Klimt Experience
The Show
Klimt Experience is the digital accomplishment of the great project of a total work of art that Gustav Klimt and his disciples, the members of the Vienna Secession, had dreamt about. A great immersive narration, where art meets technique and where the artist is at the same time the subject and the content of the contemplation.
Klimt Experience is Crossmedia Group’s blockbuster exhibition. It honours Gustav Klimt, an artist loved by the general public and the younger audience. The immersive exhibition has already been presented with great success in the main Italian cities and around the world, like in Shanghai, proving that it is able to capture a universal audience. This experience fulfils the Wagnerian programme of the total work of art, the great ideal shared by the Secessionists. Now as then, the challenge is being able to think of art beyond its boundaries throughout history and allowing it to meet the most updated technologies. In Klimt’s words, we could say that: “No part of life is so small and insignificant that it does not offer space for artistic aspirations”.
It takes the immersive narration one hour to transport the audience through Gustav Klimt’s artistic itinerary, where the visual and musical suggestions will enhance the triumph of an art without boundaries.
Gallery
Gustav Klimt
(Baumgarten, 14 July 1862 – Vienna, 6 February 1918)
Gustav Klimt was born in 1862 in Baumgarten, a village near Vienna. The second of seven children, his father was a goldsmith, and his mother was a very cultivated woman who loved classical music. Curiously, all three of their sons decided to devote themselves to painting, but young Gustav’s talent didn’t go unnoticed and when he was only 24 years old, he was chosen to decorate a part of the Kunsthistorisches Museum. After this job, Klimt’s figure as a painter started to gain more and more success and his popularity got him many job offers.
Thanks to his success – also supported by the official recognition of Emperor Franz Joseph – Klimt had a stable economic situation.

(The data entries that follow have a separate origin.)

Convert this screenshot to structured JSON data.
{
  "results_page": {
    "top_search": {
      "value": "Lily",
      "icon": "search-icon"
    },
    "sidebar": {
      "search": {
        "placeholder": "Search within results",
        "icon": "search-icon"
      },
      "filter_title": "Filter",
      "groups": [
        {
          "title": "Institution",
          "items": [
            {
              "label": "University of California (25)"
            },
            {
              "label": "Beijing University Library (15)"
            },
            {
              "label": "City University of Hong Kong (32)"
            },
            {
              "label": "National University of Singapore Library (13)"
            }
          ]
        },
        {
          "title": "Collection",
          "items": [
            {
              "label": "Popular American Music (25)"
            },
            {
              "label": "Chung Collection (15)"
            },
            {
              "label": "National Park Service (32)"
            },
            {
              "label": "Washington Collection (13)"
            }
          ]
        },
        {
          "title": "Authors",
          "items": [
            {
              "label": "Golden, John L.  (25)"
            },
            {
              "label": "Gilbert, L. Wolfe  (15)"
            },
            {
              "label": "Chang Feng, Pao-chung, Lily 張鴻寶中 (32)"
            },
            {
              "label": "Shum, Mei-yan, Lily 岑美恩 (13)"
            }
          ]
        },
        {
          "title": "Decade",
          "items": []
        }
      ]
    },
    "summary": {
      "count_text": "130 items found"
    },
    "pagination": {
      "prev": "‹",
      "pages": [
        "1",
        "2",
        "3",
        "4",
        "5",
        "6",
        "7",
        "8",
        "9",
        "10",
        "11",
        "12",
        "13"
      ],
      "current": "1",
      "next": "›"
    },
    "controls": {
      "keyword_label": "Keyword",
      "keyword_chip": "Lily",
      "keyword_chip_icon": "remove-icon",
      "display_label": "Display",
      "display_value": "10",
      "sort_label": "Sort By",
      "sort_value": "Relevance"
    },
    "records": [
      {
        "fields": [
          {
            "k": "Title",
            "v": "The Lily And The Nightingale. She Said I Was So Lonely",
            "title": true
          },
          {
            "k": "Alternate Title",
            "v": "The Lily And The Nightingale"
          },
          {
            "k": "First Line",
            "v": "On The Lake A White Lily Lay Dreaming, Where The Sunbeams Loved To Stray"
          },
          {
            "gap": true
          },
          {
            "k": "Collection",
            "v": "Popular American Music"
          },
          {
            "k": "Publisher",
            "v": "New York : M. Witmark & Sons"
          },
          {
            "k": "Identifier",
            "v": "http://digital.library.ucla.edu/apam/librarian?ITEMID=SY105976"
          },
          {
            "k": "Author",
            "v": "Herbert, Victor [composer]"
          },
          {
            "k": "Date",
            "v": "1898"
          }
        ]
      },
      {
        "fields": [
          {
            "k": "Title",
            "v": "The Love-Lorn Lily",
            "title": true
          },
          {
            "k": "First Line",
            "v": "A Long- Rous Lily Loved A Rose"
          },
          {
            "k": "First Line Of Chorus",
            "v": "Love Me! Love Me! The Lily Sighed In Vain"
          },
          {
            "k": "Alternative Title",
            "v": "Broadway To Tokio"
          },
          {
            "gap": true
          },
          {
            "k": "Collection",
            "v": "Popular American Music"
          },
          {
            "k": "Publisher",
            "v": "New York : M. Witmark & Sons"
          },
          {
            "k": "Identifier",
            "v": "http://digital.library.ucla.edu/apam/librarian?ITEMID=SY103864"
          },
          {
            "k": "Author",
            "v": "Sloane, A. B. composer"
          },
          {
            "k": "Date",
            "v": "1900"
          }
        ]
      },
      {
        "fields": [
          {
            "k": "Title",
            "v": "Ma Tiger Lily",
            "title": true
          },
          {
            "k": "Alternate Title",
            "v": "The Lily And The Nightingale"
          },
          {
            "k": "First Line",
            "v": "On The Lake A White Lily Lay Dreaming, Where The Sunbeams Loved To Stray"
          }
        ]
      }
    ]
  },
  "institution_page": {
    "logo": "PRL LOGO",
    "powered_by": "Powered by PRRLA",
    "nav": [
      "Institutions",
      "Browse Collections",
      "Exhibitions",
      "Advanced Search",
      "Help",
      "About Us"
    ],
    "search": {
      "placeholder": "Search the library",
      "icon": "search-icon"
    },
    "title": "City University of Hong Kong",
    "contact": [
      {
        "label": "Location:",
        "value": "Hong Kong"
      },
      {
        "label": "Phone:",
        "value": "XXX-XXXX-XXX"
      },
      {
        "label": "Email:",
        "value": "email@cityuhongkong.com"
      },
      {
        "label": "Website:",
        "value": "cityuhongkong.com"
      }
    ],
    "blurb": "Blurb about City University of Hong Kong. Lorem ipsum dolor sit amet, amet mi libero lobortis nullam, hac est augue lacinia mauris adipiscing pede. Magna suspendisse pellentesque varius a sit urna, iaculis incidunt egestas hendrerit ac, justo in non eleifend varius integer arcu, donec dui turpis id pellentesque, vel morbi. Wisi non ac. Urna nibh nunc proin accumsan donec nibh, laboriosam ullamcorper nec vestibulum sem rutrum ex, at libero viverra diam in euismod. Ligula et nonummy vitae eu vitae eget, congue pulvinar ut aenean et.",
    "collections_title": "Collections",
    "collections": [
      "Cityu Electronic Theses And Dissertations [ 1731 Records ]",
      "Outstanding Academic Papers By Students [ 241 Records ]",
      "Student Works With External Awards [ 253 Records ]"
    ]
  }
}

In 1892 Klimt’s father passed away and, after a few months, so did his brother Ernst. These two deaths in the family were a severe blow to the Viennese painter, who decided to halt his artistic career for six years. After this period of time, Klimt started a new personal artistic path that in a couple of years would start the collective artistic experience known as Vienna Secession. With the creation of this group – whose symbol was Pallas Athena, goddess of wisdom – the aim of Klimt and his companions was to overcome the traditional boundaries of the art concept and the realization of a program that would bring art in every aspect of life. It was a project ahead of its time for some of the most significant trends of the XX century. Klimt always had many work commissions and, consequently, his fame kept growing constantly and exponentially. Despite all his commitments, Klimt could always find the time to realise his works for the Vienna Secession: on the occasion of the group’s fourteenth exhibition, Klimt created the massive 34-metres-long Beethoven Frieze.
In 1903, Klimt travelled twice to Ravenna and was especially struck by its Byzantine mosaics: this experience marked the beginning of a new phase of his artistic production.
Back in Vienna, he got immediately back to work and painted Judith in 1901, Portrait of Adele Bloch-Bauer I in 1907 and the famous The Kiss in 1908. These paintings are characterized by the obsessive presence of the gold colour, by the simple bidimensionality and the almost exclusive use of female characters, each one representing a different symbol. Klimt’s golden phase ended with Judith II in 1909, and anticipated the painter’s new artistic phase that didn’t include anymore the presence of gold. Klimt’s last phase is the so-called flower phase. In January 1918, Klimt suffered a stroke and passed away a few weeks later.